Jérôme – Jérôme était cadre dans le BTP, niveau ingénieur. Un jour, il en a eu assez. « Cela ne se passait pas trop bien dans mon boulot. » Direction le vignoble charentais, pour une reprise hors cadre familial. A la fois par idéalisme et par lucidité, il souhaitait travailler en cave coopérative. « Tu as une force de groupe, une sécurité et puis je ne me sentais pas capable de gérer seul la vinification. Je n’ai ni les compétences ni l’argent nécessaire. » Une coopérative vinicole en mal de renouvellement le met en relation avec un propriétaire. A priori, ce dernier n’est pas tout à fait prêt à lever le pied. Pourtant il se laisse convaincre. « Oui mais à condition de vendre toute l’exploitation. » Jérôme ne l’entend pas de cette oreille. Il négocie serré. Sa passion toute neuve pour le vin ne lui fait pas perdre le sens des réalités. Il obtient gain de cause : il acquiert une petite partie des vignes, loue le reste avec promesse d’achat à terme. Décidément convaincant, il obtient du propriétaire qu’il lui mette le matériel à disposition. Et résiste à son appel du pied pour une mise en société. « Au départ, mon cédant ne voulait entendre parler que d’un cadre sociétaire. Tout ce qui risquait d’arriver, c’est que je valorise la société et que je ne retrouve pas mes billes. » Entre-temps, il a fait son stage 6 mois chez le propriétaire et le courant est passé entre les deux hommes, celui au seuil de la retraite et le plus jeune, venant d’un autre univers. Le « tuilage » est rentré dans une phase opérationnelle. Les relations sont devenues plus amicales, sans se départir d’un petit côté rugueux. On se dit les choses, franchement. Même si, à l’évidence, Jérôme cherche à se fondre dans la masse, il détonne, forcément. Ses convictions coopératives, exprimées sans réserve – d’aucuns diront avec une certaine dose de naïveté – suscitent plus d’un sourire en coin. Mais quand il dit très sérieusement que, lui, il veut arriver à 20 ha de vignes ou qu’il faut « choper le roulement », on le croit sur facture. Il est des nôtres !
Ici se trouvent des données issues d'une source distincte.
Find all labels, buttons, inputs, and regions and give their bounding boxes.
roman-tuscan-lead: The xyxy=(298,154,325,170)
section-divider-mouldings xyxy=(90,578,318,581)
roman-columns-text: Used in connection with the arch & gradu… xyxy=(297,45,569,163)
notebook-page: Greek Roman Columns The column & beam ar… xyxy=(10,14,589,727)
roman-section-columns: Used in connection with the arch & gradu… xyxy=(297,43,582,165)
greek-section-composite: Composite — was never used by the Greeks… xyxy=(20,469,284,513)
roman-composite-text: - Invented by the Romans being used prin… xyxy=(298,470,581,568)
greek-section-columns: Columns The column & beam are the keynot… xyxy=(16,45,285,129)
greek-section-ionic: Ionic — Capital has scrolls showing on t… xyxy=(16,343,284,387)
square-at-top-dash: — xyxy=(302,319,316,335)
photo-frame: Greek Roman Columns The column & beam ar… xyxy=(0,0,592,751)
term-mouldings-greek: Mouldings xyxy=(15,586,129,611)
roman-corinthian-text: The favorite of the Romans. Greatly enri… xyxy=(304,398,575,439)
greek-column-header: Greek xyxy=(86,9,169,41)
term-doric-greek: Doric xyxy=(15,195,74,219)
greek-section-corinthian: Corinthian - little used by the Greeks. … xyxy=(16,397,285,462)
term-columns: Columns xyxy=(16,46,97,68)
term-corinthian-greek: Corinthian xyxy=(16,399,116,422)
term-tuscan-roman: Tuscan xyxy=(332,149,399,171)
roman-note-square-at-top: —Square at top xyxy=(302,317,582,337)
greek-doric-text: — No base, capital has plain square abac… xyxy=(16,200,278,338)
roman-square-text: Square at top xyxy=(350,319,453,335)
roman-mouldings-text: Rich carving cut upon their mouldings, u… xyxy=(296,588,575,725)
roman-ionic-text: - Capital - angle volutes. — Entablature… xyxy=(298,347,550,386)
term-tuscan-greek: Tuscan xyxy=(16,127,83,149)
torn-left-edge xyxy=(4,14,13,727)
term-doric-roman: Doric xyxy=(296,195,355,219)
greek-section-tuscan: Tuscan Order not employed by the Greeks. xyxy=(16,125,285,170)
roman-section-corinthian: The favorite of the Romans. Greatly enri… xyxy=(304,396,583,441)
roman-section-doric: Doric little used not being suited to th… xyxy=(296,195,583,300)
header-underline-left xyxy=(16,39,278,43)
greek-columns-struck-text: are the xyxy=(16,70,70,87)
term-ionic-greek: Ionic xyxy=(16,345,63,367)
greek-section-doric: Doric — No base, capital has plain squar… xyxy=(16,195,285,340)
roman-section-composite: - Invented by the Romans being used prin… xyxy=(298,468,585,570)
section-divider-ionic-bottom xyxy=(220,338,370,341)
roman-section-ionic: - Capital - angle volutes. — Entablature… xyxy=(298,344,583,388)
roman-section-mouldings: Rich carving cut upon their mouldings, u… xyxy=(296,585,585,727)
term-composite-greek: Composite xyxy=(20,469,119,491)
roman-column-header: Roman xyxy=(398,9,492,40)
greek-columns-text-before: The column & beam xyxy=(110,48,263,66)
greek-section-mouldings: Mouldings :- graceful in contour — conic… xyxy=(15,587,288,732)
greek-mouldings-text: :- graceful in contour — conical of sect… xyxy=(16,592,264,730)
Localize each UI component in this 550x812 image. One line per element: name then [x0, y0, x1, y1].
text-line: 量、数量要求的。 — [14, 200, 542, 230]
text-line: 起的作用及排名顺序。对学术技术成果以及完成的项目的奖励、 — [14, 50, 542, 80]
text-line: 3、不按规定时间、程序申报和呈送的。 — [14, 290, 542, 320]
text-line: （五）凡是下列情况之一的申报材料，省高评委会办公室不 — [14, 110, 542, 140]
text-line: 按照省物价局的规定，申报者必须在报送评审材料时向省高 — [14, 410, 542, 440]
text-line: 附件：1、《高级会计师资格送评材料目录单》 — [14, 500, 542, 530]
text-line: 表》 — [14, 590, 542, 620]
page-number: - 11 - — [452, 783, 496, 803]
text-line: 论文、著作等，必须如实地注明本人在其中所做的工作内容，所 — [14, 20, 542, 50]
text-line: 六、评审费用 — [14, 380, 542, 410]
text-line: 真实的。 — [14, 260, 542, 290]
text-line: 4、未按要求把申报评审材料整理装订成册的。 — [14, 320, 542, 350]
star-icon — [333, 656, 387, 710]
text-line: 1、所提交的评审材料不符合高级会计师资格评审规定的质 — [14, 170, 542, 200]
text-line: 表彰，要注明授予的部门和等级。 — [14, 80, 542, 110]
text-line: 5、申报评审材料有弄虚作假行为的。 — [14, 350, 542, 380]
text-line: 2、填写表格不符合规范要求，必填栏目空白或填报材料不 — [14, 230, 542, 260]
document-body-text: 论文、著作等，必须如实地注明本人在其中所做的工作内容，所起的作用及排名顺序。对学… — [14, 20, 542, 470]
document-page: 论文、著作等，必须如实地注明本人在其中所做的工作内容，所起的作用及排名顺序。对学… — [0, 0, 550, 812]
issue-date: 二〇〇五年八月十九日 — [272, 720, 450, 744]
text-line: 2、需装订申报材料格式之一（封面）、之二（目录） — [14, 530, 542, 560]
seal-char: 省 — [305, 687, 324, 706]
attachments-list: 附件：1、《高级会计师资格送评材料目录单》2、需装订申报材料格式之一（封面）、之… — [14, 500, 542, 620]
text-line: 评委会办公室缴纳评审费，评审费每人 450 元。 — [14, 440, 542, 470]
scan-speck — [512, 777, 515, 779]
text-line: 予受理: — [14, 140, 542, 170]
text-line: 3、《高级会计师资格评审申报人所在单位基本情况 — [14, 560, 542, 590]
Eric – Eric n’a pas de ces réflexes patrimoniaux. Il assume sa différence. Musicien à ses heures, plasticien quand bon lui chante, son projet serait de produire et de vendre des fruits frais, des légumes et des plantes aromatiques en périphérie de ville. Il possède déjà le lopin de terre d’un ha. Il investirait « à la louche » 20 à 30 000 € dans le bâtiment et peut-être pousserait-il jusqu’à élaborer des confitures. En attendant, il se forme, se renseigne et continue d’être un peu chômeur, un peu intermittent du spectacle. Il ne demande pas d’aide, il a dépassé l’âge. Il se contente de rêver à la rencontre de la culture et de l’agriculture. Un poncif peut-être mais aussi une belle idée.